On Open Innovation, Collaboration and DAOs

in Innovation3 years ago

Some thoughts on 'Open Innovation' and Collaboration.

The term is commonly used today, but often in ways which don't suggest a deeper understanding of the issues. It was coined by Berkeley academic Henry Chesborough to describe a change in the traditional innovation processes of organisations, although the phenomenon he described is clearly much older.

In essence, open innovation sees a flow of new ideas into and out of the organisation, at different stages of development. If traditional innovation is thought of as a pipeline, then open innovation is instead a ‘permeable funnel’:

OpenInnovation.PNG

Increasingly, this is becoming the dominant mode of innovation for organisations, in both the public and private sectors. There is a realisation that "not all the smart people work for us", as the saying goes, and that it is better to be the organisation which collaborates externally, rather than let those ideas be snapped up by someone else.

Does this not mean opening up about the things that you are working on, or your strategic pain-points? Yes. But many (perhaps most) firms have decided that the strategic advantage of maximising the consideration of possible approaches outweighs the strategic disadvantage of disclosing their direction & internal problems.

What does this mean for an organisation?

  • First, open innovation is more than just the flow of initial ideas: it encompasses a spectrum of development, from initial ideas to collaboration with fully-formed startups. An example of one end of the spectrum might be the 'Lego Ideas' platform, through which users can propose new concepts for the organisation to develop. At the other end of the spectrum might be Facebook acquiring Whatsapp.
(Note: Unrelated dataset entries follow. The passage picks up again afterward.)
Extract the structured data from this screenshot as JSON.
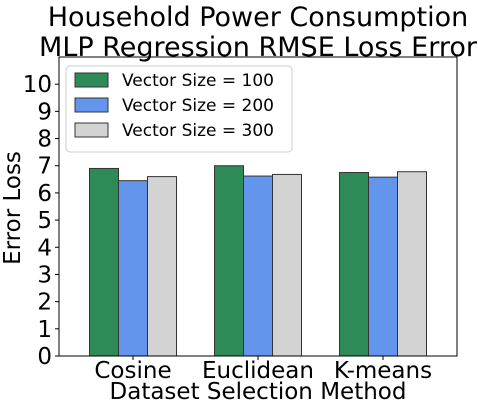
{
  "chart_data": {
    "type": "bar",
    "title_lines": [
      "Household Power Consumption",
      "MLP Regression RMSE Loss Error"
    ],
    "xlabel": "Dataset Selection Method",
    "ylabel": "Error Loss",
    "categories": [
      "Cosine",
      "Euclidean",
      "K-means"
    ],
    "series": [
      {
        "name": "Vector Size = 100",
        "values": [
          6.9,
          7.0,
          6.75
        ],
        "color": "#2e8b57"
      },
      {
        "name": "Vector Size = 200",
        "values": [
          6.45,
          6.62,
          6.58
        ],
        "color": "#6495ed"
      },
      {
        "name": "Vector Size = 300",
        "values": [
          6.6,
          6.68,
          6.78
        ],
        "color": "#d3d3d3"
      }
    ],
    "ylim": [
      0,
      11
    ],
    "yticks": [
      "0",
      "1",
      "2",
      "3",
      "4",
      "5",
      "6",
      "7",
      "8",
      "9",
      "10"
    ],
    "grid": false,
    "legend_position": "top-left"
  }
}
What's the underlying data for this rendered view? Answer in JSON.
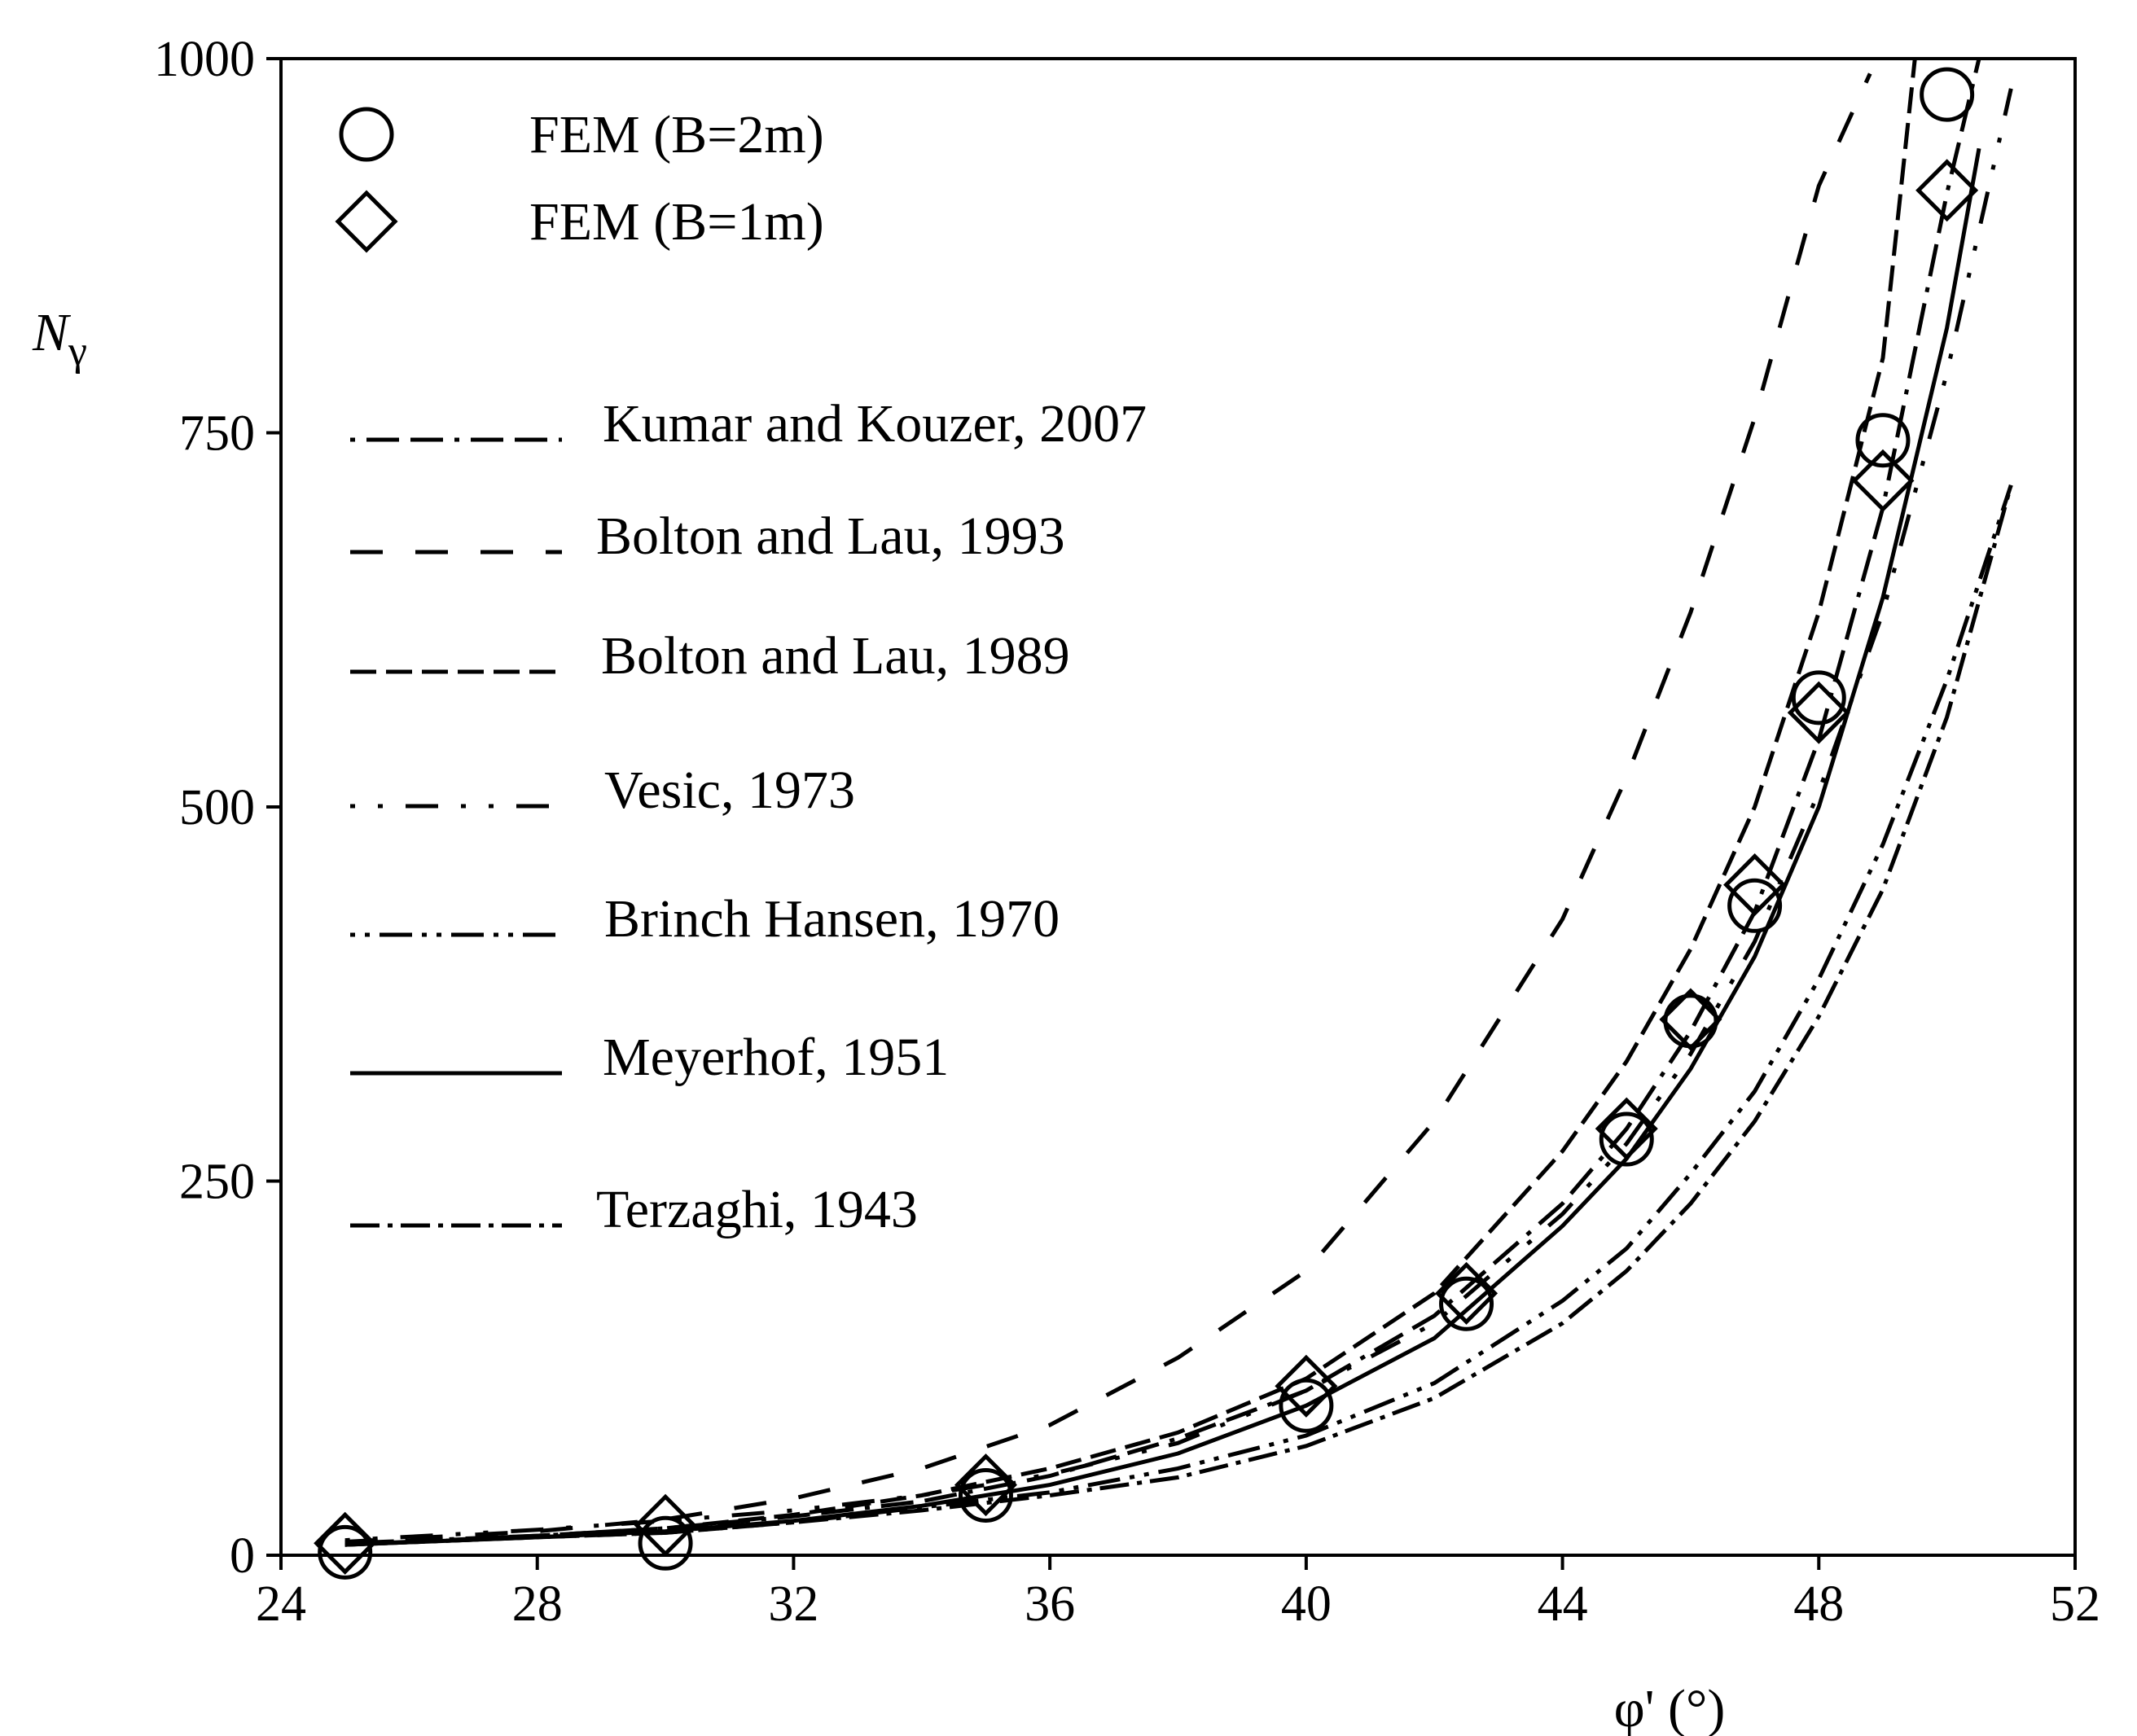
{
  "chart_data": {
    "type": "line",
    "title": "",
    "xlabel": "φ' (°)",
    "ylabel": "N",
    "ylabel_subscript": "γ",
    "xlim": [
      24,
      52
    ],
    "ylim": [
      0,
      1000
    ],
    "x_ticks": [
      24,
      28,
      32,
      36,
      40,
      44,
      48,
      52
    ],
    "y_ticks": [
      0,
      250,
      500,
      750,
      1000
    ],
    "grid": false,
    "legend_position": "top-left",
    "markers": [
      {
        "name": "FEM (B=2m)",
        "symbol": "circle",
        "points": [
          [
            25,
            2
          ],
          [
            30,
            8
          ],
          [
            35,
            40
          ],
          [
            40,
            100
          ],
          [
            42.5,
            168
          ],
          [
            45,
            278
          ],
          [
            46,
            357
          ],
          [
            47,
            434
          ],
          [
            48,
            573
          ],
          [
            49,
            745
          ],
          [
            50,
            976
          ]
        ]
      },
      {
        "name": "FEM (B=1m)",
        "symbol": "diamond",
        "points": [
          [
            25,
            8
          ],
          [
            30,
            20
          ],
          [
            35,
            47
          ],
          [
            40,
            113
          ],
          [
            42.5,
            175
          ],
          [
            45,
            285
          ],
          [
            46,
            358
          ],
          [
            47,
            448
          ],
          [
            48,
            563
          ],
          [
            49,
            718
          ],
          [
            50,
            912
          ]
        ]
      }
    ],
    "series": [
      {
        "name": "Kumar and Kouzer, 2007",
        "dash": "6 14 40 14 40 14",
        "points": [
          [
            25,
            8
          ],
          [
            28,
            13
          ],
          [
            30,
            18
          ],
          [
            32,
            26
          ],
          [
            34,
            36
          ],
          [
            36,
            53
          ],
          [
            38,
            78
          ],
          [
            40,
            110
          ],
          [
            42,
            160
          ],
          [
            44,
            235
          ],
          [
            45,
            285
          ],
          [
            46,
            350
          ],
          [
            47,
            430
          ],
          [
            48,
            545
          ],
          [
            49,
            700
          ],
          [
            50,
            910
          ],
          [
            50.5,
            1000
          ]
        ]
      },
      {
        "name": "Bolton and Lau, 1993",
        "dash": "40 40",
        "points": [
          [
            25,
            9
          ],
          [
            28,
            16
          ],
          [
            30,
            24
          ],
          [
            32,
            38
          ],
          [
            34,
            58
          ],
          [
            36,
            87
          ],
          [
            38,
            132
          ],
          [
            40,
            190
          ],
          [
            42,
            290
          ],
          [
            44,
            425
          ],
          [
            45,
            520
          ],
          [
            46,
            630
          ],
          [
            47,
            760
          ],
          [
            48,
            915
          ],
          [
            48.8,
            990
          ]
        ]
      },
      {
        "name": "Bolton and Lau, 1989",
        "dash": "32 12",
        "points": [
          [
            25,
            7
          ],
          [
            28,
            13
          ],
          [
            30,
            18
          ],
          [
            32,
            27
          ],
          [
            34,
            40
          ],
          [
            36,
            58
          ],
          [
            38,
            82
          ],
          [
            40,
            118
          ],
          [
            42,
            175
          ],
          [
            44,
            270
          ],
          [
            45,
            330
          ],
          [
            46,
            405
          ],
          [
            47,
            500
          ],
          [
            48,
            630
          ],
          [
            49,
            800
          ],
          [
            49.5,
            1000
          ]
        ]
      },
      {
        "name": "Vesic, 1973",
        "dash": "6 28 6 28 40 28",
        "points": [
          [
            25,
            10
          ],
          [
            28,
            17
          ],
          [
            30,
            23
          ],
          [
            32,
            30
          ],
          [
            34,
            40
          ],
          [
            36,
            54
          ],
          [
            38,
            75
          ],
          [
            40,
            110
          ],
          [
            42,
            155
          ],
          [
            44,
            228
          ],
          [
            45,
            275
          ],
          [
            46,
            335
          ],
          [
            47,
            410
          ],
          [
            48,
            510
          ],
          [
            49,
            630
          ],
          [
            50,
            790
          ],
          [
            51,
            980
          ]
        ]
      },
      {
        "name": "Brinch Hansen, 1970",
        "dash": "6 12 6 12 40 12",
        "points": [
          [
            25,
            7
          ],
          [
            28,
            12
          ],
          [
            30,
            15
          ],
          [
            32,
            22
          ],
          [
            34,
            32
          ],
          [
            36,
            42
          ],
          [
            38,
            58
          ],
          [
            40,
            80
          ],
          [
            42,
            115
          ],
          [
            44,
            170
          ],
          [
            45,
            205
          ],
          [
            46,
            255
          ],
          [
            47,
            310
          ],
          [
            48,
            385
          ],
          [
            49,
            475
          ],
          [
            50,
            585
          ],
          [
            51,
            715
          ]
        ]
      },
      {
        "name": "Meyerhof, 1951",
        "dash": "",
        "points": [
          [
            25,
            7
          ],
          [
            28,
            12
          ],
          [
            30,
            16
          ],
          [
            32,
            23
          ],
          [
            34,
            33
          ],
          [
            36,
            47
          ],
          [
            38,
            68
          ],
          [
            40,
            100
          ],
          [
            42,
            145
          ],
          [
            44,
            220
          ],
          [
            45,
            265
          ],
          [
            46,
            325
          ],
          [
            47,
            400
          ],
          [
            48,
            500
          ],
          [
            49,
            640
          ],
          [
            50,
            820
          ],
          [
            50.5,
            940
          ]
        ]
      },
      {
        "name": "Terzaghi, 1943",
        "dash": "36 10 6 10",
        "points": [
          [
            25,
            7
          ],
          [
            28,
            12
          ],
          [
            30,
            15
          ],
          [
            32,
            22
          ],
          [
            34,
            30
          ],
          [
            36,
            40
          ],
          [
            38,
            52
          ],
          [
            40,
            73
          ],
          [
            42,
            105
          ],
          [
            44,
            155
          ],
          [
            45,
            190
          ],
          [
            46,
            235
          ],
          [
            47,
            290
          ],
          [
            48,
            360
          ],
          [
            49,
            445
          ],
          [
            50,
            560
          ],
          [
            51,
            715
          ]
        ]
      }
    ]
  }
}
  • There are various different types of interaction: following from the above, organisations which want a full open innovation pipeline need to consider a range of different mechanisms to engage with ideas at different stages of development

  • Strategy determines your choice of model / mechanism: not every organisation will want to engage with open innovation at every stage, but the choice of which stage to operate should be a strategic one, from which the choice of mechanism then follows. Organisations which jump straight in to opening an accelerator, say, may fall flat.

  • Culture determines your organisational receptiveness: notwithstanding the above, "culture eats strategy for breakfast". It is all very well having an open innovation strategy, but if the organisational culture rejects 'not-invented-here' ideas, then the strategy will be unlikely to succeed. So organisations need to work on building an open innovation culture first, and ensuring that this is maintained by incentives.

  • Open Innovation is more likely to be collaborative than transactional: some open innovation falls into the first camp - for example, there is a lot of cross-licensing of IP in some industries. But most open innovation is fundamentally collaborative: the ideas and part-formed technologies are usually not market-ready, and so it is not simply a case of buying them, but of collaborating to co-create or co-develop the innovation.

This last point is important, so I'll expand on it a bit. This is where many organisations that are new to open innovation go wrong: they assume that the relationship is purely transactional. This turns off collaborators, and often means that they don't understand the need for internal change. True collaboration often entails a little bit of compromise and flexibility - like changing some of your own internal processes to accommodate your collaborator's needs and expectations.

(As an aside, I see signs that this may conceivably change, with DAOs blurring the line between transaction and co-operation. Until now, it has been difficult for organisations to conceive of transactional frameworks for part-formed ideas, but some DAOs are building systems to reward contributors for precisely this. And Steemit is, in part, another way of doing that!)

Open Innovation cannot therefore simply be a way of outsourcing or 'buying-in' innovation whilst remaining unchanged: successful open innovation requires rethinking internal strategy, processes, culture. More collaboration also means developing new skills - both on a personal level and an organisational level. Collaborating isn't always easy - for instance, a startup collaborating with a large corporate will encounter many differences in size, culture, processes, goals, etc. For organisations which can work out how to do this, however, the rewards are large. Put another way, the ability to collaborate with other organisations in spite of differences will increasingly be a source of competitive advantage.

This is one of the reasons why the crypto space is so exciting: people are creating new frameworks to enable collaboration which (i) crosses distance, (ii) minimises the trust required, (iii) reduces friction, and (iv) rewards successful efforts!